OAKLEY, Calif. - The death of a boy in a train vs. car crash in Oakley has saddened, but not necessarily surprised, the community.
Many people say traffic congestion is a chronic problem at the train crossing.
"It always gets backed up in both directions, east and west," said Larry Mendoza, who lives nearby. "It's just the way it is, with two schools we have more than 300 parents trying to leave at the same time."
Wednesday's crash happened just before 1 p.m., as a freight train passed at East Cypress Road near Main Street.
A car in the train's path was partially crushed and overturned, landing alongside the track.
A 12-year-old boy in the passenger seat was killed instantly.

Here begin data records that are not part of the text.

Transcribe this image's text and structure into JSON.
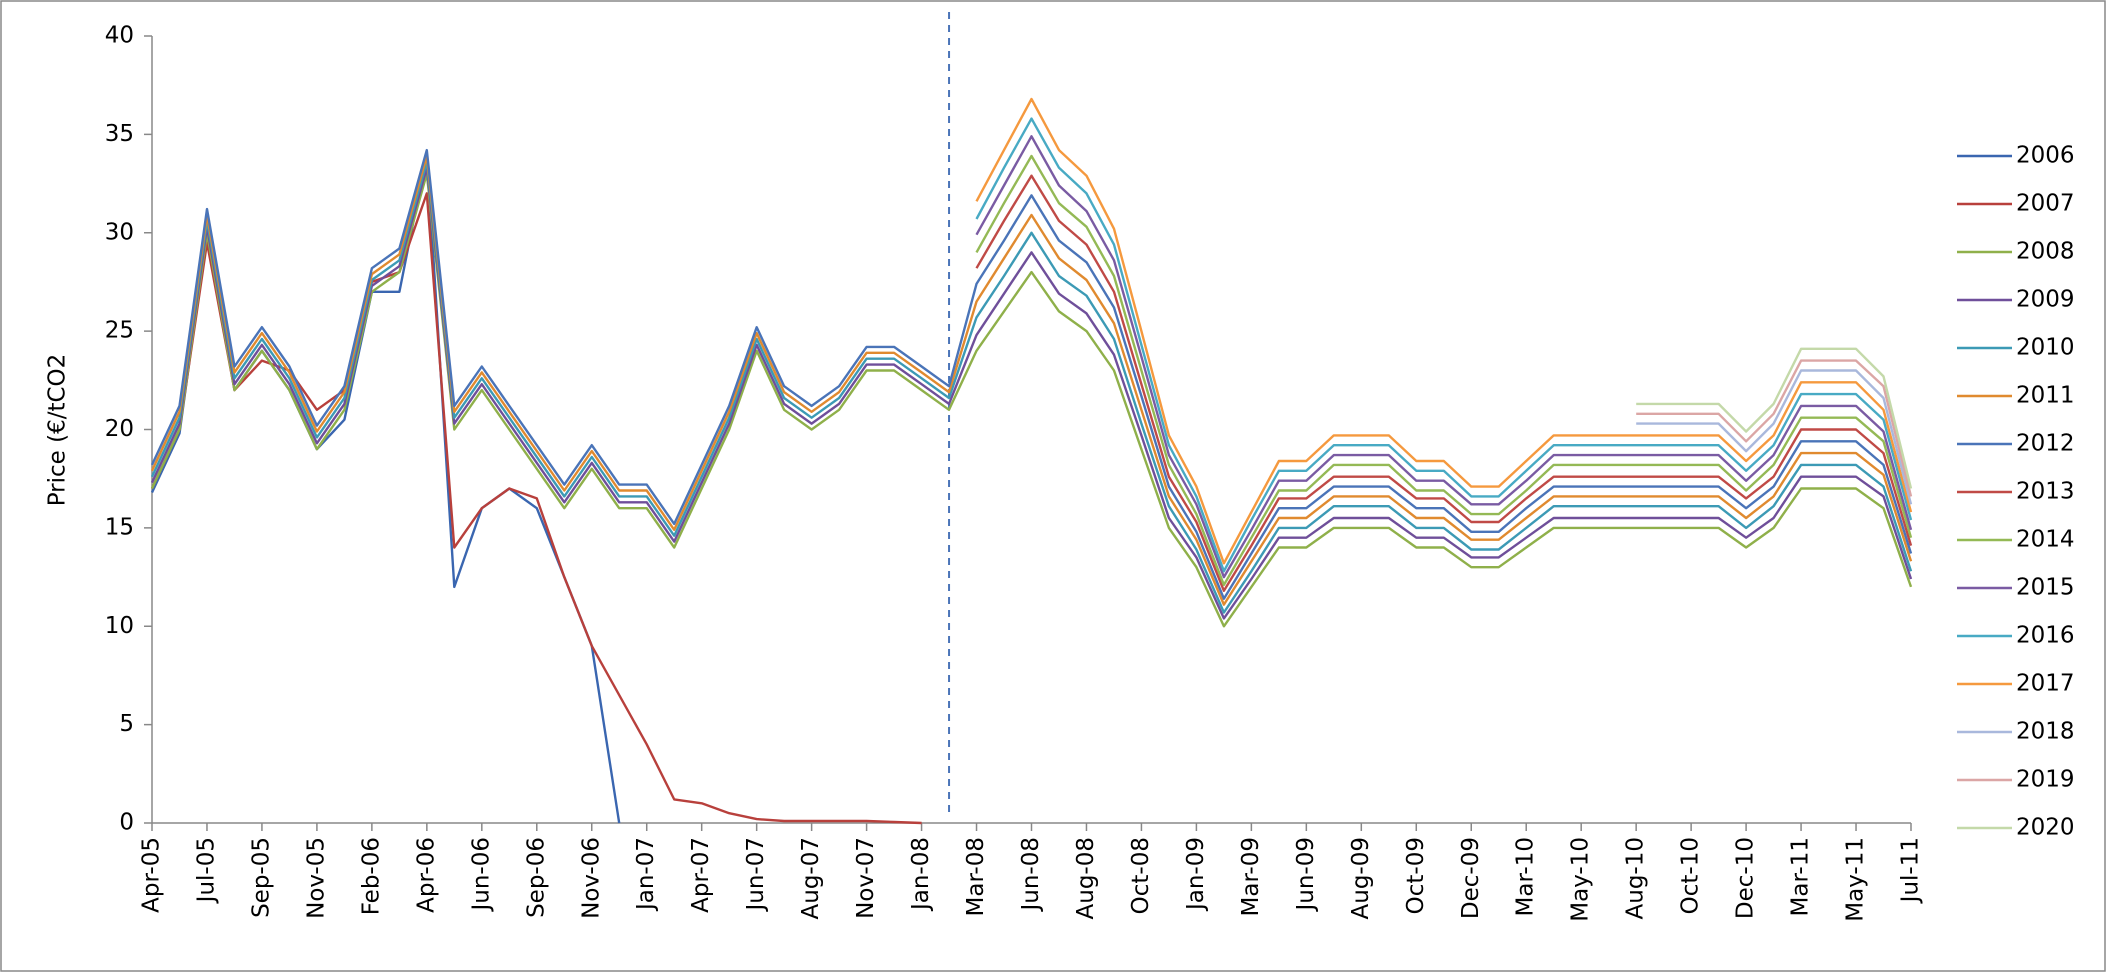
{
  "chart_data": {
    "type": "line",
    "y_label": "Price (€/tCO2",
    "legend": "right",
    "grid": false,
    "ylim": [
      0,
      40
    ],
    "yticks": [
      0,
      5,
      10,
      15,
      20,
      25,
      30,
      35,
      40
    ],
    "categories": [
      "Apr-05",
      null,
      "Jul-05",
      null,
      "Sep-05",
      null,
      "Nov-05",
      null,
      "Feb-06",
      null,
      "Apr-06",
      null,
      "Jun-06",
      null,
      "Sep-06",
      null,
      "Nov-06",
      null,
      "Jan-07",
      null,
      "Apr-07",
      null,
      "Jun-07",
      null,
      "Aug-07",
      null,
      "Nov-07",
      null,
      "Jan-08",
      null,
      "Mar-08",
      null,
      "Jun-08",
      null,
      "Aug-08",
      null,
      "Oct-08",
      null,
      "Jan-09",
      null,
      "Mar-09",
      null,
      "Jun-09",
      null,
      "Aug-09",
      null,
      "Oct-09",
      null,
      "Dec-09",
      null,
      "Mar-10",
      null,
      "May-10",
      null,
      "Aug-10",
      null,
      "Oct-10",
      null,
      "Dec-10",
      null,
      "Mar-11",
      null,
      "May-11",
      null,
      "Jul-11"
    ],
    "series": [
      {
        "name": "2006",
        "color": "#3a66b0",
        "values": [
          16.8,
          19.8,
          30,
          22,
          24,
          22,
          19,
          20.5,
          27,
          27,
          34,
          12,
          16,
          17,
          16,
          12.5,
          9,
          0,
          null,
          null,
          null,
          null,
          null,
          null,
          null,
          null,
          null,
          null,
          null,
          null,
          null,
          null,
          null,
          null,
          null,
          null,
          null,
          null,
          null,
          null,
          null,
          null,
          null,
          null,
          null,
          null,
          null,
          null,
          null,
          null,
          null,
          null,
          null,
          null,
          null,
          null,
          null,
          null,
          null,
          null,
          null,
          null,
          null,
          null,
          null
        ]
      },
      {
        "name": "2007",
        "color": "#b8403c",
        "values": [
          17,
          20,
          29.5,
          22,
          23.5,
          23,
          21,
          22,
          27.5,
          28,
          32,
          14,
          16,
          17,
          16.5,
          12.5,
          9,
          6.5,
          4,
          1.2,
          1,
          0.5,
          0.2,
          0.1,
          0.1,
          0.1,
          0.1,
          0.05,
          0,
          null,
          null,
          null,
          null,
          null,
          null,
          null,
          null,
          null,
          null,
          null,
          null,
          null,
          null,
          null,
          null,
          null,
          null,
          null,
          null,
          null,
          null,
          null,
          null,
          null,
          null,
          null,
          null,
          null,
          null,
          null,
          null,
          null,
          null,
          null,
          null
        ]
      },
      {
        "name": "2008",
        "color": "#8fb04a",
        "values": [
          17,
          20,
          30,
          22,
          24,
          22,
          19,
          21,
          27,
          28,
          33,
          20,
          22,
          20,
          18,
          16,
          18,
          16,
          16,
          14,
          17,
          20,
          24,
          21,
          20,
          21,
          23,
          23,
          22,
          21,
          24,
          26,
          28,
          26,
          25,
          23,
          19,
          15,
          13,
          10,
          12,
          14,
          14,
          15,
          15,
          15,
          14,
          14,
          13,
          13,
          14,
          15,
          15,
          15,
          15,
          15,
          15,
          15,
          14,
          15,
          17,
          17,
          17,
          16,
          12
        ]
      },
      {
        "name": "2009",
        "color": "#6f4f9a",
        "values": [
          17.3,
          20.3,
          30.3,
          22.3,
          24.3,
          22.3,
          19.3,
          21.3,
          27.3,
          28.3,
          33.3,
          20.3,
          22.3,
          20.3,
          18.3,
          16.3,
          18.3,
          16.3,
          16.3,
          14.3,
          17.3,
          20.3,
          24.3,
          21.3,
          20.3,
          21.3,
          23.3,
          23.3,
          22.3,
          21.3,
          24.8,
          26.9,
          29.0,
          26.9,
          25.9,
          23.8,
          19.7,
          15.5,
          13.5,
          10.4,
          12.4,
          14.5,
          14.5,
          15.5,
          15.5,
          15.5,
          14.5,
          14.5,
          13.5,
          13.5,
          14.5,
          15.5,
          15.5,
          15.5,
          15.5,
          15.5,
          15.5,
          15.5,
          14.5,
          15.5,
          17.6,
          17.6,
          17.6,
          16.6,
          12.4
        ]
      },
      {
        "name": "2010",
        "color": "#3c9ab5",
        "values": [
          17.6,
          20.6,
          30.6,
          22.6,
          24.6,
          22.6,
          19.6,
          21.6,
          27.6,
          28.6,
          33.6,
          20.6,
          22.6,
          20.6,
          18.6,
          16.6,
          18.6,
          16.6,
          16.6,
          14.6,
          17.6,
          20.6,
          24.6,
          21.6,
          20.6,
          21.6,
          23.6,
          23.6,
          22.6,
          21.6,
          25.7,
          27.8,
          30.0,
          27.8,
          26.8,
          24.6,
          20.3,
          16.1,
          13.9,
          10.7,
          12.8,
          15.0,
          15.0,
          16.1,
          16.1,
          16.1,
          15.0,
          15.0,
          13.9,
          13.9,
          15.0,
          16.1,
          16.1,
          16.1,
          16.1,
          16.1,
          16.1,
          16.1,
          15.0,
          16.1,
          18.2,
          18.2,
          18.2,
          17.1,
          12.8
        ]
      },
      {
        "name": "2011",
        "color": "#e08a2f",
        "values": [
          17.9,
          20.9,
          30.9,
          22.9,
          24.9,
          22.9,
          19.9,
          21.9,
          27.9,
          28.9,
          33.9,
          20.9,
          22.9,
          20.9,
          18.9,
          16.9,
          18.9,
          16.9,
          16.9,
          14.9,
          17.9,
          20.9,
          24.9,
          21.9,
          20.9,
          21.9,
          23.9,
          23.9,
          22.9,
          21.9,
          26.5,
          28.7,
          30.9,
          28.7,
          27.6,
          25.4,
          21.0,
          16.6,
          14.4,
          11.1,
          13.3,
          15.5,
          15.5,
          16.6,
          16.6,
          16.6,
          15.5,
          15.5,
          14.4,
          14.4,
          15.5,
          16.6,
          16.6,
          16.6,
          16.6,
          16.6,
          16.6,
          16.6,
          15.5,
          16.6,
          18.8,
          18.8,
          18.8,
          17.7,
          13.3
        ]
      },
      {
        "name": "2012",
        "color": "#4a74b8",
        "values": [
          18.2,
          21.2,
          31.2,
          23.2,
          25.2,
          23.2,
          20.2,
          22.2,
          28.2,
          29.2,
          34.2,
          21.2,
          23.2,
          21.2,
          19.2,
          17.2,
          19.2,
          17.2,
          17.2,
          15.2,
          18.2,
          21.2,
          25.2,
          22.2,
          21.2,
          22.2,
          24.2,
          24.2,
          23.2,
          22.2,
          27.4,
          29.6,
          31.9,
          29.6,
          28.5,
          26.2,
          21.7,
          17.1,
          14.8,
          11.4,
          13.7,
          16.0,
          16.0,
          17.1,
          17.1,
          17.1,
          16.0,
          16.0,
          14.8,
          14.8,
          16.0,
          17.1,
          17.1,
          17.1,
          17.1,
          17.1,
          17.1,
          17.1,
          16.0,
          17.1,
          19.4,
          19.4,
          19.4,
          18.2,
          13.7
        ]
      },
      {
        "name": "2013",
        "color": "#c04a46",
        "values": [
          null,
          null,
          null,
          null,
          null,
          null,
          null,
          null,
          null,
          null,
          null,
          null,
          null,
          null,
          null,
          null,
          null,
          null,
          null,
          null,
          null,
          null,
          null,
          null,
          null,
          null,
          null,
          null,
          null,
          null,
          28.2,
          30.6,
          32.9,
          30.6,
          29.4,
          27.0,
          22.3,
          17.6,
          15.3,
          11.8,
          14.1,
          16.5,
          16.5,
          17.6,
          17.6,
          17.6,
          16.5,
          16.5,
          15.3,
          15.3,
          16.5,
          17.6,
          17.6,
          17.6,
          17.6,
          17.6,
          17.6,
          17.6,
          16.5,
          17.6,
          20.0,
          20.0,
          20.0,
          18.8,
          14.1
        ]
      },
      {
        "name": "2014",
        "color": "#94b955",
        "values": [
          null,
          null,
          null,
          null,
          null,
          null,
          null,
          null,
          null,
          null,
          null,
          null,
          null,
          null,
          null,
          null,
          null,
          null,
          null,
          null,
          null,
          null,
          null,
          null,
          null,
          null,
          null,
          null,
          null,
          null,
          29.0,
          31.5,
          33.9,
          31.5,
          30.3,
          27.8,
          23.0,
          18.2,
          15.7,
          12.1,
          14.5,
          16.9,
          16.9,
          18.2,
          18.2,
          18.2,
          16.9,
          16.9,
          15.7,
          15.7,
          16.9,
          18.2,
          18.2,
          18.2,
          18.2,
          18.2,
          18.2,
          18.2,
          16.9,
          18.2,
          20.6,
          20.6,
          20.6,
          19.4,
          14.5
        ]
      },
      {
        "name": "2015",
        "color": "#7a5ba3",
        "values": [
          null,
          null,
          null,
          null,
          null,
          null,
          null,
          null,
          null,
          null,
          null,
          null,
          null,
          null,
          null,
          null,
          null,
          null,
          null,
          null,
          null,
          null,
          null,
          null,
          null,
          null,
          null,
          null,
          null,
          null,
          29.9,
          32.4,
          34.9,
          32.4,
          31.1,
          28.6,
          23.7,
          18.7,
          16.2,
          12.5,
          14.9,
          17.4,
          17.4,
          18.7,
          18.7,
          18.7,
          17.4,
          17.4,
          16.2,
          16.2,
          17.4,
          18.7,
          18.7,
          18.7,
          18.7,
          18.7,
          18.7,
          18.7,
          17.4,
          18.7,
          21.2,
          21.2,
          21.2,
          19.9,
          14.9
        ]
      },
      {
        "name": "2016",
        "color": "#48aac4",
        "values": [
          null,
          null,
          null,
          null,
          null,
          null,
          null,
          null,
          null,
          null,
          null,
          null,
          null,
          null,
          null,
          null,
          null,
          null,
          null,
          null,
          null,
          null,
          null,
          null,
          null,
          null,
          null,
          null,
          null,
          null,
          30.7,
          33.3,
          35.8,
          33.3,
          32.0,
          29.4,
          24.3,
          19.2,
          16.6,
          12.8,
          15.4,
          17.9,
          17.9,
          19.2,
          19.2,
          19.2,
          17.9,
          17.9,
          16.6,
          16.6,
          17.9,
          19.2,
          19.2,
          19.2,
          19.2,
          19.2,
          19.2,
          19.2,
          17.9,
          19.2,
          21.8,
          21.8,
          21.8,
          20.5,
          15.4
        ]
      },
      {
        "name": "2017",
        "color": "#f5993e",
        "values": [
          null,
          null,
          null,
          null,
          null,
          null,
          null,
          null,
          null,
          null,
          null,
          null,
          null,
          null,
          null,
          null,
          null,
          null,
          null,
          null,
          null,
          null,
          null,
          null,
          null,
          null,
          null,
          null,
          null,
          null,
          31.6,
          34.2,
          36.8,
          34.2,
          32.9,
          30.2,
          25.0,
          19.7,
          17.1,
          13.2,
          15.8,
          18.4,
          18.4,
          19.7,
          19.7,
          19.7,
          18.4,
          18.4,
          17.1,
          17.1,
          18.4,
          19.7,
          19.7,
          19.7,
          19.7,
          19.7,
          19.7,
          19.7,
          18.4,
          19.7,
          22.4,
          22.4,
          22.4,
          21.0,
          15.8
        ]
      },
      {
        "name": "2018",
        "color": "#a9b8dc",
        "values": [
          null,
          null,
          null,
          null,
          null,
          null,
          null,
          null,
          null,
          null,
          null,
          null,
          null,
          null,
          null,
          null,
          null,
          null,
          null,
          null,
          null,
          null,
          null,
          null,
          null,
          null,
          null,
          null,
          null,
          null,
          null,
          null,
          null,
          null,
          null,
          null,
          null,
          null,
          null,
          null,
          null,
          null,
          null,
          null,
          null,
          null,
          null,
          null,
          null,
          null,
          null,
          null,
          null,
          null,
          20.3,
          20.3,
          20.3,
          20.3,
          18.9,
          20.3,
          23.0,
          23.0,
          23.0,
          21.6,
          16.2
        ]
      },
      {
        "name": "2019",
        "color": "#dba6a5",
        "values": [
          null,
          null,
          null,
          null,
          null,
          null,
          null,
          null,
          null,
          null,
          null,
          null,
          null,
          null,
          null,
          null,
          null,
          null,
          null,
          null,
          null,
          null,
          null,
          null,
          null,
          null,
          null,
          null,
          null,
          null,
          null,
          null,
          null,
          null,
          null,
          null,
          null,
          null,
          null,
          null,
          null,
          null,
          null,
          null,
          null,
          null,
          null,
          null,
          null,
          null,
          null,
          null,
          null,
          null,
          20.8,
          20.8,
          20.8,
          20.8,
          19.4,
          20.8,
          23.5,
          23.5,
          23.5,
          22.2,
          16.6
        ]
      },
      {
        "name": "2020",
        "color": "#c4d9a9",
        "values": [
          null,
          null,
          null,
          null,
          null,
          null,
          null,
          null,
          null,
          null,
          null,
          null,
          null,
          null,
          null,
          null,
          null,
          null,
          null,
          null,
          null,
          null,
          null,
          null,
          null,
          null,
          null,
          null,
          null,
          null,
          null,
          null,
          null,
          null,
          null,
          null,
          null,
          null,
          null,
          null,
          null,
          null,
          null,
          null,
          null,
          null,
          null,
          null,
          null,
          null,
          null,
          null,
          null,
          null,
          21.3,
          21.3,
          21.3,
          21.3,
          19.9,
          21.3,
          24.1,
          24.1,
          24.1,
          22.7,
          17.0
        ]
      }
    ]
  }
}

The coroner identified him as Joshua Schaefer.
The 19-year-old driver, said to be his sister, suffered critical injuries and was airlifted to John Muir Medical Center in Walnut Creek.
"I went down there when I saw all the helicopters and what was going on, it was a sad sight to see," said Mendoza, who has two children at Delta Vista Middle School, where the young victim was a student.
At the campus Wednesday, the school principal refused to talk about the tragedy.
A statement from the school district expressed condolences and indicated grief counselors will be available Thursday.
The school is less than a half mile from the train crossing.
Wednesdays are minimum days, when all students are released at noon.
"I was devastated when I heard," said parent Lorena Leon, laying a bouquet near the crossing to honor the boy. "Hearing it happened when kids get off school, I knew it was going to involve someone from the school, either a parent or a child."
The city of Oakley say the signals and crossing arms appear to have been operating properly at the time.
"The train went through and all of a sudden I just heard a big crunch," said one witness, who was in another waiting car when the crash happened.
"I looked over and the car flew off the road, tires were flying and debris was hitting my truck, so I called 911," recounted the driver.
Initially, responders thought the train had hit multiple vehicles.
Later they clarified that one other car was struck secondarily by the first one, and that no one was injured in the second impact.
Oakley Police and the Federal Railroad Administration are investigating.
"Of course there should be a better system because a child just died today," reacted neighborhood resident Susan Elizabeth.
Elizabeth uses the same route to and from work, and says she worries about unwittingly getting boxed in on the track when traffic is heavy.
"Going through there in the morning and coming home, and it's probably double when school gets out," she said.
The city of Oakley has responded to the congestion concerns by modifying turn lanes and signal times nearby to keep vehicles flowing through the crossing.
But parents wonder if more should be done.
"Everyone drives this strip of road and it could have easily been any of our children so its really difficult to deal with," said Leon.
Accompanied by her two middle-school daughters, the threesome were the first to lay flowers at the site.
"Going over this track I definitely will feel more nervous and more worried about what could happen," said Dakota Leon, 13.
Another car was damaged by the train, but no one in that vehicle was injured.
After the crash, family members came to the scene briefly, in tears and hugging each other.